I know, it’s a long title, but I wanted to lay it out in its proper sequence so you know what I’m getting at. It has to do with my work place, an indecent that took place there in which a probable cause was made based only on an assumption of an alleged crime from what could be a mistake. A large order was made, it was sent to us by a shipper, and we received it and discovered that it was missing a substantial amount of units. Three employees counted the shipment and agreed that the amount that was requested, counted and sent via the packing slip was incorrect.

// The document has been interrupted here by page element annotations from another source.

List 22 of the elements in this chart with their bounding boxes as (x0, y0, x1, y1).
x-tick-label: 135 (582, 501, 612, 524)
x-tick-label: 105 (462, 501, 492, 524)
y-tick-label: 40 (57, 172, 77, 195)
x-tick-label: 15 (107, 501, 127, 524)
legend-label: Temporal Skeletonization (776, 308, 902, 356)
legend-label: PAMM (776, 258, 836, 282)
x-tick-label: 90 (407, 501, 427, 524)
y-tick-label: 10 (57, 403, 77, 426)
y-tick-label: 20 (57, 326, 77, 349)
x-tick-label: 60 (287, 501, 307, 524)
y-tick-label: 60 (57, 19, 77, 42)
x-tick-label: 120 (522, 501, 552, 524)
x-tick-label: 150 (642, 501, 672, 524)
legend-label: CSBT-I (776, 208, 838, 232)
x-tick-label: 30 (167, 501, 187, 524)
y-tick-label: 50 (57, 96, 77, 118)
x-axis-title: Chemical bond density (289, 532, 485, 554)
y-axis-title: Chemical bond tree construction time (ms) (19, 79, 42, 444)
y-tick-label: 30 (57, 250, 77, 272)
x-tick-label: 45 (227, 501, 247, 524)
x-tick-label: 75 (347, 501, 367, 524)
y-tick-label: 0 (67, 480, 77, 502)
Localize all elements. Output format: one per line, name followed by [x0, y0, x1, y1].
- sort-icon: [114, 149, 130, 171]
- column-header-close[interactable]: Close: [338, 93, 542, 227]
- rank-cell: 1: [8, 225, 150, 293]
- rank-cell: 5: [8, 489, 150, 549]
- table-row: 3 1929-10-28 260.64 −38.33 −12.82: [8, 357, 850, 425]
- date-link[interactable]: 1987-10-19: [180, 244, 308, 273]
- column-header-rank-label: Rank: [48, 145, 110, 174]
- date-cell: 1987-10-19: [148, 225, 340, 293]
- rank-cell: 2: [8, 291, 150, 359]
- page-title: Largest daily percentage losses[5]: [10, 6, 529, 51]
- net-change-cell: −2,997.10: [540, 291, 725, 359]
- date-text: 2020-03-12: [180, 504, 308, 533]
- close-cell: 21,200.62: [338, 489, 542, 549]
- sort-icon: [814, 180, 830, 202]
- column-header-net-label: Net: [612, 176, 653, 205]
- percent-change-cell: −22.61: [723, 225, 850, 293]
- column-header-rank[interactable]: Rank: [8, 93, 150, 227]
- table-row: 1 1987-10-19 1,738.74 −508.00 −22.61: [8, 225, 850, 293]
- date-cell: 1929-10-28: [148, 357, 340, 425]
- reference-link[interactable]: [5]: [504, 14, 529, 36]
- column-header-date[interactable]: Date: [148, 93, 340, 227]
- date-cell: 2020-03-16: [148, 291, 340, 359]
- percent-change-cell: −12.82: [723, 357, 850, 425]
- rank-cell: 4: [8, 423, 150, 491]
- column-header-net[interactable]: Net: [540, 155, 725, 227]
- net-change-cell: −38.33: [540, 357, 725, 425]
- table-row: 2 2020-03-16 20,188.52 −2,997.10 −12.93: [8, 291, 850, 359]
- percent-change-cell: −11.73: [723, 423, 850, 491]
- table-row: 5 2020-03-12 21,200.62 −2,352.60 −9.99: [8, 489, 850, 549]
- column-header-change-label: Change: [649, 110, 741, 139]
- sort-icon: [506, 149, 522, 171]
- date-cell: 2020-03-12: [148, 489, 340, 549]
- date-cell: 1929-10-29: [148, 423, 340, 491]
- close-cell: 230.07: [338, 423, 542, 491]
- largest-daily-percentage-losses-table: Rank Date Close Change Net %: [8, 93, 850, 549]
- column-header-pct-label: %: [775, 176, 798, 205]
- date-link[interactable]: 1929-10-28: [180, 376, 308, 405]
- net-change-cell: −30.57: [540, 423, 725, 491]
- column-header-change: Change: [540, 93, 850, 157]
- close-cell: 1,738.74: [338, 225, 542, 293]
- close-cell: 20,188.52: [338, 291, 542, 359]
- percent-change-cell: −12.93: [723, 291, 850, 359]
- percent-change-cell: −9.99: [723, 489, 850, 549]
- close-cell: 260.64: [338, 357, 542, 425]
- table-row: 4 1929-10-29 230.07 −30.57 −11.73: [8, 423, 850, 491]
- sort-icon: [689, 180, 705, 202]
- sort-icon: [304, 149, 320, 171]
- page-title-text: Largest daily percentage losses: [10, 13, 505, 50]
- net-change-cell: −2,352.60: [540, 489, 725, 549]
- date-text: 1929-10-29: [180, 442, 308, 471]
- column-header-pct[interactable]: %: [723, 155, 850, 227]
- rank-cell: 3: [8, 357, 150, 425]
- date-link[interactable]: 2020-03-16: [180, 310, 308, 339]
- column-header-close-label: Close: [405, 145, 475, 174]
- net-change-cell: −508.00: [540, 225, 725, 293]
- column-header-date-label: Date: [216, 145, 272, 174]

Next, the manager placed a call to the vendor telling them of the shortage. Usually in these types of cases, depending upon small amounts of missing pieces, both parties just accept the loss and usually the vendor rights it off and gives credit. However, in this case the loss was significant, and the vendor claims that the shipment was double checked because previous shipments had shown inconsistencies with quantities in the past. So, the poor manager now has a dilemma on his hands.
Because the cost of the shortage is significant, and both side stand firmly in their duties and actions according to the agreement, a series of events now unfold. Behind the scenes, the decision must be made on how to reconcile it. This means that three outcomes are possible:
- Forget that it occured and just accept the loss, however, change the method of receiving product and put in place mechanisms that would catch discrepancies in the future.
- Demand the remaining pieces and threaten with a legal action.
- Mitigate the loss, rewrite the agreement and change the procedure of ordering product from that vendor.
The first knee-jerk reaction by the manager was to talk to the employees, an informal investigation. Then, once that was completed, setting up changes in order to deter future situations from occuring again, or at least mitigate them. The thought proposed solution is to consider installing Closed Circuit Cameras to monitor the shiping and receiving area 24/7. Next, to immediately start bag searches of all employees when leaving the premises.
Although these are band-aid solutions to age old problems, the mark left on the staff maybe marked more than the crime itself. The issue of trust now comes into play. For the employer, who just suffered a huge loss, now has to reconcile it by taking preventative measures to avoid such possible situations from occuring in the future, or at least be reassured that the mistakes/thefts will not occur within the company. For the employees, they are now faced with the possibility that the watchful gaze of the employer now monitors them, every waking hour while on the job.
For me, I wonder what is worse, the crime itself, or the control to prevent the crime?